Energy efficiency is a big deal in today’s windows. Efficiency is measured by a U-Factor (lower is better) and an Energy Star label conveys this information. Alternatively, there are NFRC-certified products that communicate U-Factor as well as other criteria. Energy savings are said to average 25% when making use of these window types.
How Professional Labor Impacts Costs
Because labor can be as much as 50% of the overall cost, the single biggest suggestion we can make is for you to get multiple quotes. Three to Five should be sufficient, while less than three may have you paying more for lesser overall quality.
Pricing Info – Part 2
You may ask yourself, why not just do the work myself and save on the costs? While that is certainly an option, window replacement is not a project to go the DIY route. Finding brand windows of various sizes and specific measurements is something most people can do. But a window specialist will be able to obtain all that at a wholesale rate, while the homeowner pays retail, thus more expensive.
Then there is the work, which is where it gets tricky. When encountering mold, rotted frames, areas needing repair, working with imprecise measurements, on top of doing all this at heights higher than the main floor — the non-pro can take either a long time to overcome hurdles or resort to calling a pro to finish off the job!
The basic materials for window replacement are the window (of course), wood shims, casing nails, (optional) insulation material (typically fiberglass) and caulk. All of this is included in the price of a replacement window installed by a professional. An estimate or quote provided to you may appear as follows:
Please note that this is a general ballpark pricing example, based on the national averages.

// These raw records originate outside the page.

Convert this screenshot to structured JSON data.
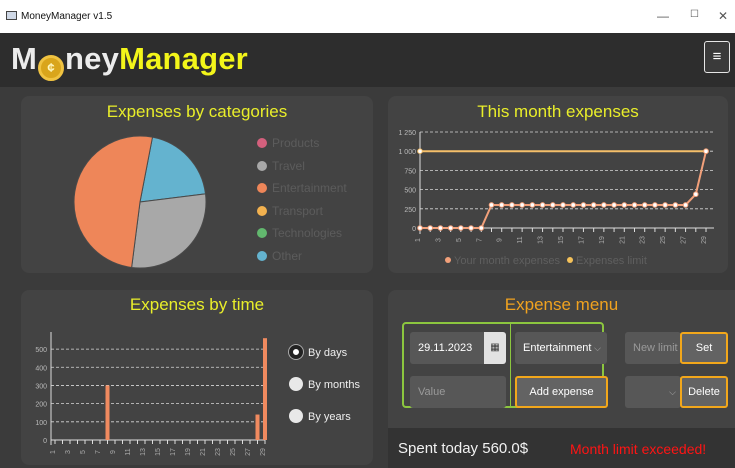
{
  "window": {
    "title": "MoneyManager v1.5",
    "min": "—",
    "max": "☐",
    "close": "✕"
  },
  "logo": {
    "m": "M",
    "coin": "¢",
    "rest": "ney",
    "brand": "Manager"
  },
  "menu_icon": "≡",
  "categories_panel": {
    "title": "Expenses by categories",
    "legend": [
      {
        "label": "Products",
        "color": "#d4607d"
      },
      {
        "label": "Travel",
        "color": "#a8a8a8"
      },
      {
        "label": "Entertainment",
        "color": "#ee8659"
      },
      {
        "label": "Transport",
        "color": "#f2b14f"
      },
      {
        "label": "Technologies",
        "color": "#62b86e"
      },
      {
        "label": "Other",
        "color": "#64b3cf"
      }
    ]
  },
  "month_panel": {
    "title": "This month expenses"
  },
  "time_panel": {
    "title": "Expenses by time",
    "radios": [
      {
        "label": "By days",
        "selected": true
      },
      {
        "label": "By months",
        "selected": false
      },
      {
        "label": "By years",
        "selected": false
      }
    ]
  },
  "menu_panel": {
    "title": "Expense menu",
    "date": "29.11.2023",
    "calendar_icon": "▦",
    "category": "Entertainment",
    "value_placeholder": "Value",
    "add_label": "Add expense",
    "limit_placeholder": "New limit",
    "set_label": "Set",
    "delete_label": "Delete",
    "spent": "Spent today 560.0$",
    "warning": "Month limit exceeded!",
    "chevron": "⌵"
  },
  "chart_data": [
    {
      "type": "pie",
      "title": "Expenses by categories",
      "slices": [
        {
          "name": "Products",
          "value": 0
        },
        {
          "name": "Travel",
          "value": 29
        },
        {
          "name": "Entertainment",
          "value": 51
        },
        {
          "name": "Transport",
          "value": 0
        },
        {
          "name": "Technologies",
          "value": 0
        },
        {
          "name": "Other",
          "value": 20
        }
      ]
    },
    {
      "type": "line",
      "title": "This month expenses",
      "ylim": [
        0,
        1250
      ],
      "yticks": [
        0,
        250,
        500,
        750,
        1000,
        1250
      ],
      "x": [
        1,
        2,
        3,
        4,
        5,
        6,
        7,
        8,
        9,
        10,
        11,
        12,
        13,
        14,
        15,
        16,
        17,
        18,
        19,
        20,
        21,
        22,
        23,
        24,
        25,
        26,
        27,
        28,
        29
      ],
      "xticklabels": [
        1,
        3,
        5,
        7,
        9,
        11,
        13,
        15,
        17,
        19,
        21,
        23,
        25,
        27,
        29
      ],
      "series": [
        {
          "name": "Your month expenses",
          "values": [
            0,
            0,
            0,
            0,
            0,
            0,
            0,
            300,
            300,
            300,
            300,
            300,
            300,
            300,
            300,
            300,
            300,
            300,
            300,
            300,
            300,
            300,
            300,
            300,
            300,
            300,
            300,
            440,
            1000
          ]
        },
        {
          "name": "Expenses limit",
          "values": [
            1000,
            1000,
            1000,
            1000,
            1000,
            1000,
            1000,
            1000,
            1000,
            1000,
            1000,
            1000,
            1000,
            1000,
            1000,
            1000,
            1000,
            1000,
            1000,
            1000,
            1000,
            1000,
            1000,
            1000,
            1000,
            1000,
            1000,
            1000,
            1000
          ]
        }
      ],
      "legend_position": "bottom"
    },
    {
      "type": "bar",
      "title": "Expenses by time",
      "ylim": [
        0,
        550
      ],
      "yticks": [
        0,
        100,
        200,
        300,
        400,
        500
      ],
      "categories": [
        1,
        2,
        3,
        4,
        5,
        6,
        7,
        8,
        9,
        10,
        11,
        12,
        13,
        14,
        15,
        16,
        17,
        18,
        19,
        20,
        21,
        22,
        23,
        24,
        25,
        26,
        27,
        28,
        29
      ],
      "xticklabels": [
        1,
        3,
        5,
        7,
        9,
        11,
        13,
        15,
        17,
        19,
        21,
        23,
        25,
        27,
        29
      ],
      "values": [
        0,
        0,
        0,
        0,
        0,
        0,
        0,
        300,
        0,
        0,
        0,
        0,
        0,
        0,
        0,
        0,
        0,
        0,
        0,
        0,
        0,
        0,
        0,
        0,
        0,
        0,
        0,
        140,
        560
      ]
    }
  ]
}
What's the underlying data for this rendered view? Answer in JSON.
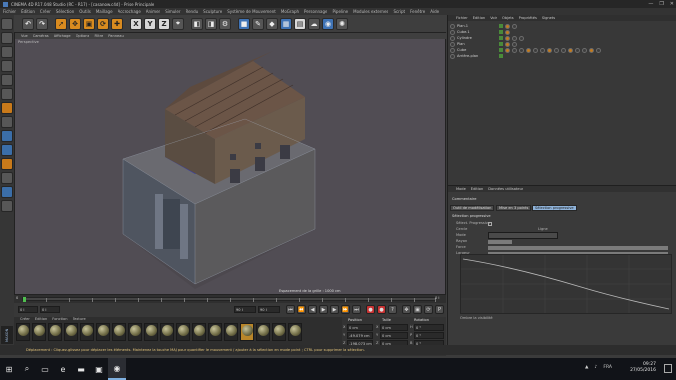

10 Vinyl Double-Pane, Low-E, Argon-filled Windows: 4 of which are double-hung, 4 are casement, and 2 that are sliding = $6,000
Labor for Replacing all 10 Windows: $3,000 (includes removal and disposal of existing windows)
*Rates do not include potential for needed repairs to the old window frames
*Labor does include a building permit, caulking and insulating all windows, cleaning up, and installation warranty for 10 years
Total Project Cost = $9,000*
A quote in this vein would actually be nice and is what you would want to look for. It’s simply not possible for a window specialist to quote rates for potential repairs until a window is removed, so they can see the extent of any issues. But they ought to be able to provide information at the time of the quote that helps in understanding their rates.
If the contractor in question is unable to provide this, then consider going with a contractor that does. Also, clean-up and warranty are items that may seem secondary during the planning stage, but once the project is complete, these become top considerations.
Usually, for the interior work installers need to do, you are responsible for moving any furniture or items around the window, while everything around the window or that falls to the floor is their responsibility. Caulking may be an additional charge, but it is usually less than $100 charge (for all windows in a project) and sometimes as low as $30.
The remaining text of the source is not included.